Los Live Booting de Linux ganan popularidad

 

Linux Live Booting

¿Cómo funciona un sistema operativo? Lo que podría entenderse como una pregunta sencilla no lo es tanto, la mayoría de nosotros encendemos nuestro ordenador y esperamos, a veces bastante, a que arranque y se ponga a funcionar sin necesidad de nuestra intervención. Sin embargo, hay otras muchas formas de ejecutar un sistema operativo. Como uno de los mayores puntos fuertes de Linux es la versatilidad, ofrece una gran variedad de formas de ejecutarlo y usarlo.

Una de las formas menos convencional, pero a su vez de las más usadas, de utilizar Linux es ejecutarlo directamente desde el dispositivo de almacenamiento donde lo hayamos preparado, sin necesitar de instalar nada de manera permanente en el equipo donde lo vamos a usar.

Linux Live Booting

Arrancar directamente desde el dispositivo externo es una forma muy útil y cómoda de probar Linux. Podemos preparar un Live Booting de Linux en casi cualquier dispositivo: CDs, DVDs, Blurays, tarjetas de memoria, pinchos USB, entre otros muchos. Por supuesto también en cualquier tipo de disco duro ya sea interno o externo.

Cuando instalamos el sistema operativo en algún dispositivo que no sea el disco duro interno del ordenador y posteriormente se arranca el equipo desde el se le suele llamar “live-booting”, o también se puede decir que estamos en una “live session”

En el momento del arranque, simplemente se selecciona una fuente de almacenamiento externo para que el hardware busque la información de arranque en ella. Si se encuentra, el ordenador sigue las instrucciones de arranque del dispositivo externo, ignorando el arraque habitual, y el resto de dispositivos conectados. Los lectores de DVD o Bluray son cada vez más raros en estos días, así que la forma más típica para llevar un Live de un sistema operativo es una memoria USB. ¿Por qué? Muy fácil, casi todos los equipos tiene puertos donde conectarlo, o incluso en el caso de MAC y los dispositivos Apple se pueden usar adaptadores.

La mayoría de las distribuciones principales de Linux ofrecen una manera de ejecutar una live session como una forma de probarlas. Esta sesión no guarda ninguna actividad del usuario, y el sistema operativo se reinicia al estado original, limpio después de cada apagado.

Otros usos de un Live-booting de Linux

Sin embargo, las sesiones de Live Linux pueden usarse para algo más que probar una distribución concreta. Se puede usar para intentar reparar errores de otro sistema operativo o para analizar un disco duro interno en busca de problemas.

También si sufrimos un hackeo o tenemos que limpiar un virus que sólo se puede hacer con el sistema operativo afectado apagado. Esto último es muy habitual en los malware de última generación, infectan archivos del sistema que si están en uso es imposible limpiarlos.

Las sesiones en vivo también pueden ser muy útiles para manejar información delicada. Si no desea que un equipo conserve ningún rastro de las operaciones ejecutadas o de la información que se maneja en él. Especialmente importante si es un equipo público, es mucho más fácil utilizar nuestro live que tener que estar luego asegurándonos que no dejamos ninguna información relevante en el sistema del equipo que estamos utilizando.. Esto es ideal para realizar operaciones financieras y/o introducir contraseñas que no desea que una computadora recuerde.

Máquinas Virtuales con Linux

Otro uso muy habitual de estos LIVE CD de Linux es el de instalarlos en maquinas virtual dentro de otros sistemas.
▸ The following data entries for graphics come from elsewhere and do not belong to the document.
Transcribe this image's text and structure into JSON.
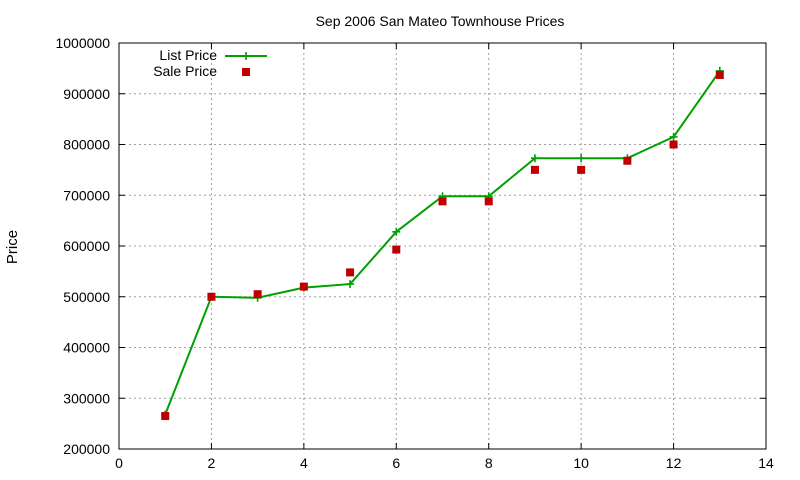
{
  "chart_data": {
    "type": "line",
    "title": "Sep 2006 San Mateo Townhouse Prices",
    "xlabel": "",
    "ylabel": "Price",
    "xlim": [
      0,
      14
    ],
    "ylim": [
      200000,
      1000000
    ],
    "x_ticks": [
      "0",
      "2",
      "4",
      "6",
      "8",
      "10",
      "12",
      "14"
    ],
    "y_ticks": [
      "200000",
      "300000",
      "400000",
      "500000",
      "600000",
      "700000",
      "800000",
      "900000",
      "1000000"
    ],
    "grid": true,
    "legend_position": "top-left",
    "x": [
      1,
      2,
      3,
      4,
      5,
      6,
      7,
      8,
      9,
      10,
      11,
      12,
      13
    ],
    "series": [
      {
        "name": "List Price",
        "style": "line-with-plus-markers",
        "color": "#00a000",
        "values": [
          268000,
          500000,
          498000,
          518000,
          525000,
          628000,
          698000,
          698000,
          773000,
          773000,
          773000,
          815000,
          945000
        ]
      },
      {
        "name": "Sale Price",
        "style": "square-markers",
        "color": "#c00000",
        "values": [
          265000,
          500000,
          505000,
          520000,
          548000,
          593000,
          688000,
          688000,
          750000,
          750000,
          768000,
          800000,
          937000
        ]
      }
    ]
  }
}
Una máquina virtual, o Virtual Machine (VM), es esencialmente una computadora pequeña que se ejecuta dentro de otra computadora y está contenida en un solo archivo grande.
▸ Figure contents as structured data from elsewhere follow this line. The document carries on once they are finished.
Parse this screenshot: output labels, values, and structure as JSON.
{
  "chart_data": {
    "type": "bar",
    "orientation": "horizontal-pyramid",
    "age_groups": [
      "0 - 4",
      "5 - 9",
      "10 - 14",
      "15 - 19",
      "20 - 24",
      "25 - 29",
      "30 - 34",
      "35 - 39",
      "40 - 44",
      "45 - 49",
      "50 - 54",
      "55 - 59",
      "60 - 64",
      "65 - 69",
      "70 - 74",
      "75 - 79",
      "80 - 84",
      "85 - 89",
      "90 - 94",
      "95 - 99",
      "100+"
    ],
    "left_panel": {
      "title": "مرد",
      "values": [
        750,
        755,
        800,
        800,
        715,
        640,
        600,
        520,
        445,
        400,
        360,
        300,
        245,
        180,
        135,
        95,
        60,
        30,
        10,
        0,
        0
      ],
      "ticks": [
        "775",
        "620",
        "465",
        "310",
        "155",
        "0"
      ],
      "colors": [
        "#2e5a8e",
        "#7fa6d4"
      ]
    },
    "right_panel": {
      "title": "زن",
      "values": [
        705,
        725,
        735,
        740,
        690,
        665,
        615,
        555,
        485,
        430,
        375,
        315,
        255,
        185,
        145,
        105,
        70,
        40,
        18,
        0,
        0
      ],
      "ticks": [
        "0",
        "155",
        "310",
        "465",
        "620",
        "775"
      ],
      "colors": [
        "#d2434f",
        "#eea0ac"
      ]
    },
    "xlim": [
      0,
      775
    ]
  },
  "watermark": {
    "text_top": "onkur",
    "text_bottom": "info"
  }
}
Para ejecutar un máquina virtual, el usuario simplemente instala un programa lanzador, selecciona el archivo de la imagen descargado de Linux OS (suele ser un archivo “. iso”), y recorren el proceso de instalación e iniciación.
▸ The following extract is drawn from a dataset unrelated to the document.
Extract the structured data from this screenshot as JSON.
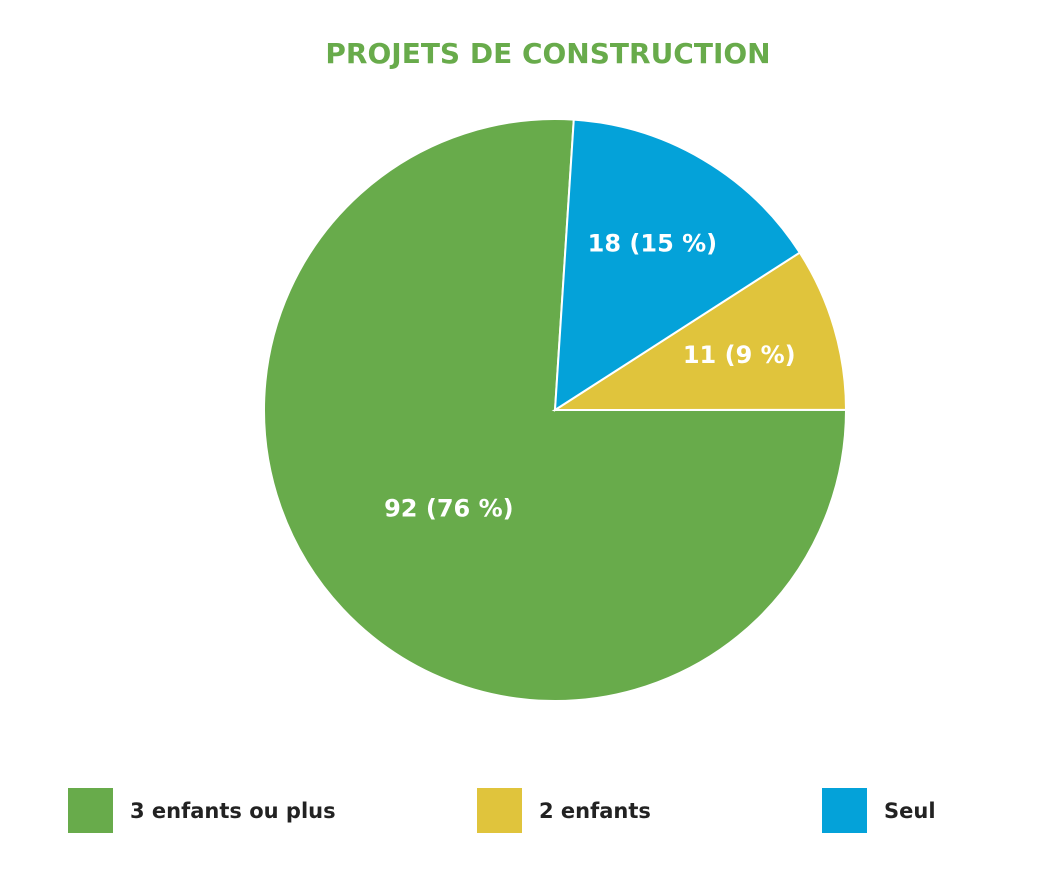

Salvo la RAM y el espacio en disco, el resto de configuraciones se pueden dejar prácticamente por defecto. Afortunadamente, como Linux es muy liviano, no necesitamos grandes recursos. Normalmente con 2 GB de RAM y 12 de Disco duro debería ser más que suficiente.

 La gran ventaja de las máquinas virtuales sobre ejecutar un live CD cada vez que lo necesitamos es que pueden conservar los datos almacenados en ellos. Esto es ideal si desea configurar su máquina virtual Linux para un uso especial y permanente, como desarrollo de software o incluso seguridad.

Si el objetivo es la seguridad, estas maquinas virtuales son una capa de protección extra. Si durante nuestra navegación se nos cuela un programa malicioso sólo estaríamos comprometiendo la seguridad de dicha máquina y los datos contenidos en ella pero estaríamos manteniendo a salvo el sistema principal y nuestro hardware.